In spite of all that, Sam still likes me to read to him and tuck him in at night. Last night we skipped reading altogether and went straight to the big bed. We were cuddled there watching a Jimmy Neutron cartoon when he looked over at me, grinning, and slapped my shoulder twice. Not a hit, more like what you'd do if your husband hit a home run for his company's softball team or your neighbor swept your porch for no reason. Then he turned right back to his cartoon.

It seemed like a grown up thing to do. Just a 'glad you're here, I like you' gesture that made me smile and briefly forget some of the other stuff.

Wednesday, July 05, 2006

All the Gory Details

When I was pregnant with Sam, my friend Gigi gave me a book called A Child Is Born that depicts the journey from conception to birth and is replete with graphic photos of naked, big-breasted women birthing and nursing. Sam loves this book.
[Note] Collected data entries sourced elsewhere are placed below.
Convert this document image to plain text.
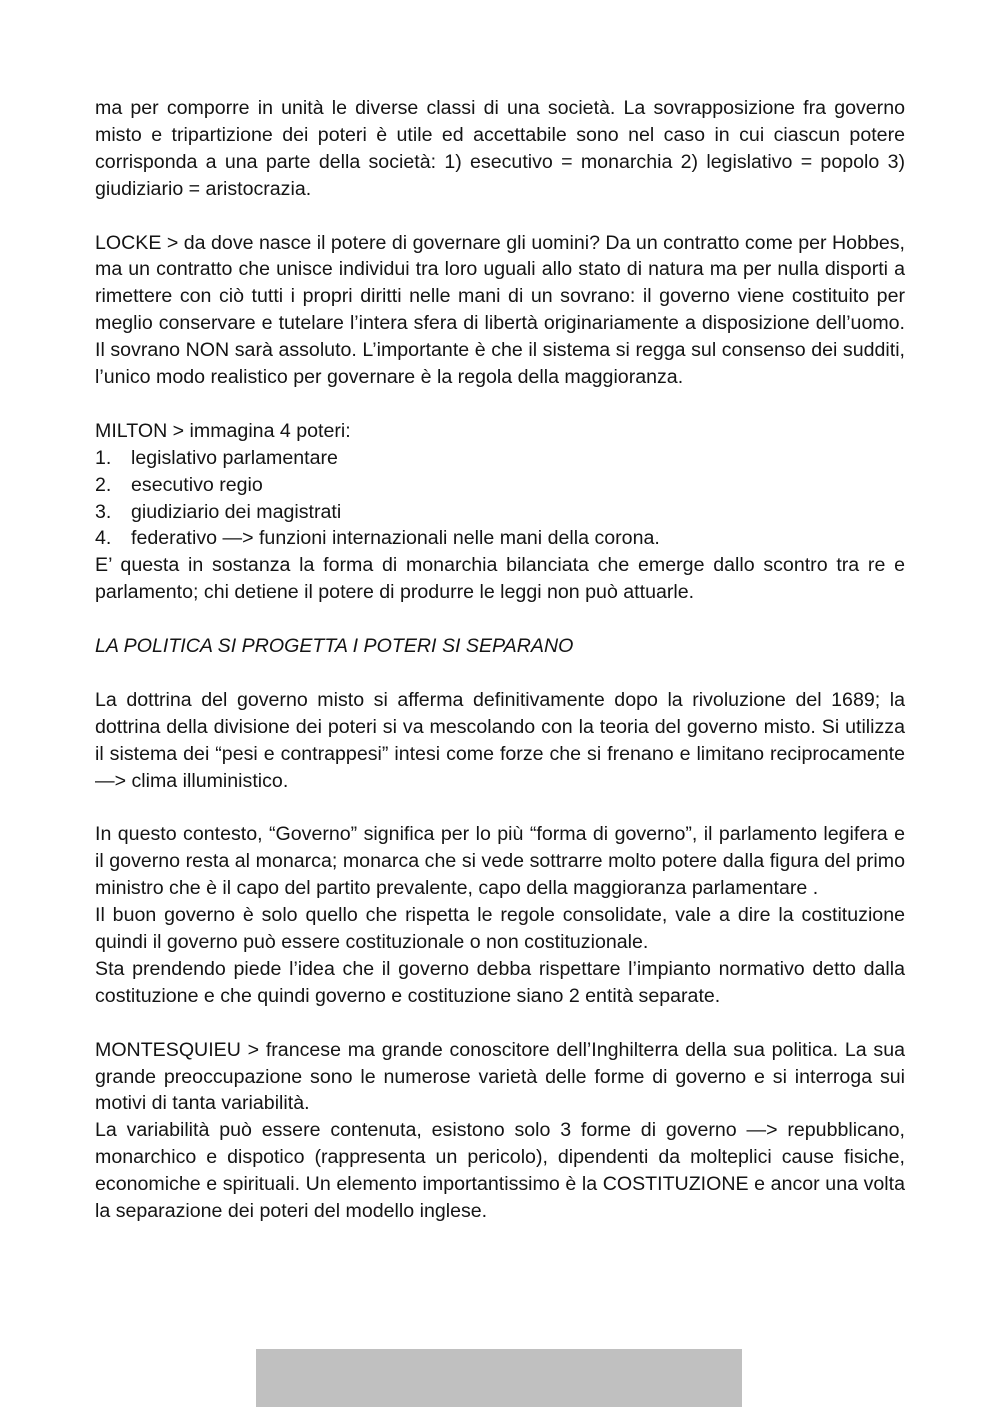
ma per comporre in unità le diverse classi di una società. La sovrapposizione fra governo misto e tripartizione dei poteri è utile ed accettabile sono nel caso in cui ciascun potere corrisponda a una parte della società: 1) esecutivo = monarchia 2) legislativo = popolo 3) giudiziario = aristocrazia.

LOCKE > da dove nasce il potere di governare gli uomini? Da un contratto come per Hobbes, ma un contratto che unisce individui tra loro uguali allo stato di natura ma per nulla disporti a rimettere con ciò tutti i propri diritti nelle mani di un sovrano: il governo viene costituito per meglio conservare e tutelare l’intera sfera di libertà originariamente a disposizione dell’uomo. Il sovrano NON sarà assoluto. L’importante è che il sistema si regga sul consenso dei sudditi, l’unico modo realistico per governare è la regola della maggioranza.

MILTON > immagina 4 poteri:

1. legislativo parlamentare
2. esecutivo regio
3. giudiziario dei magistrati
4. federativo —> funzioni internazionali nelle mani della corona.

E’ questa in sostanza la forma di monarchia bilanciata che emerge dallo scontro tra re e parlamento; chi detiene il potere di produrre le leggi non può attuarle.

LA POLITICA SI PROGETTA I POTERI SI SEPARANO

La dottrina del governo misto si afferma definitivamente dopo la rivoluzione del 1689; la dottrina della divisione dei poteri si va mescolando con la teoria del governo misto. Si utilizza il sistema dei “pesi e contrappesi” intesi come forze che si frenano e limitano reciprocamente —> clima illuministico.

In questo contesto, “Governo” significa per lo più “forma di governo”, il parlamento legifera e il governo resta al monarca; monarca che si vede sottrarre molto potere dalla figura del primo ministro che è il capo del partito prevalente, capo della maggioranza parlamentare .

Il buon governo è solo quello che rispetta le regole consolidate, vale a dire la costituzione quindi il governo può essere costituzionale o non costituzionale.

Sta prendendo piede l’idea che il governo debba rispettare l’impianto normativo detto dalla costituzione e che quindi governo e costituzione siano 2 entità separate.

MONTESQUIEU > francese ma grande conoscitore dell’Inghilterra della sua politica. La sua grande preoccupazione sono le numerose varietà delle forme di governo e si interroga sui motivi di tanta variabilità.

La variabilità può essere contenuta, esistono solo 3 forme di governo —> repubblicano, monarchico e dispotico (rappresenta un pericolo), dipendenti da molteplici cause fisiche, economiche e spirituali. Un elemento importantissimo è la COSTITUZIONE e ancor una volta la separazione dei poteri del modello inglese.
I first got it out to show him how the embryo/fetus/baby looked at various stages but he started flipping through and despite my surreptitious skipping of pages, he soon found THE photos. "Why is she making that face? What's all over the baby? What's that rope on its tummy?"

So, I started telling him the truth. He now understands that the baby will either come out through a cut in my stomach ("Will they stitch it back up?" he asked.) or ... through my "pee pee."

"OH!" he said. "So that's why boys don't have babies. They don't have a mama's pee pee."

He is ever curious and ever watchful. I was drinking tea in the car on the way to work and knew that if he knew it was tea, he would want some, so, like any great mom, I lied and said it was coffee. "You can't drink coffee. Whatever you eat, the baby eats and the baby does not like coffee."

After he seemed to show an interest in all things baby I decided I would take him to the ultrasound. I made sure it was OK with the doctor and prepped Sam about what would happen. Then I realized he had a field trip that day to a nickel arcade so
I didn't take him. I didn't remind him of the appointment. I think he would've chosen the arcade. Maybe next time.

Monday, July 03, 2006

Thumbs Up

So I had my first ultrasound today. Because of my AMA (advanced maternal age - sheesh), I opted for a 12-week ultrasound that measures the baby's nuchal folds and better detects chromosomal abnormalities such as Down's, Trisomy, etc.

For me, it's a frightening moment when you're staring at the blank screen, knowing that within minutes, your whole life can change. The baby could be healthy, unhealthy, there could be 2 babies ... The doctor said our ultrasound looked normal, but it will be sent out and studied and reviewed and they will call us next week with results.

In the meantime I have a nice little picture of its wonderful profile, jaunty nose and all, giving us the Arthur Fonzarelli 'aaaaeeeeyyy' thumbs up, proudly displaying all five fingers.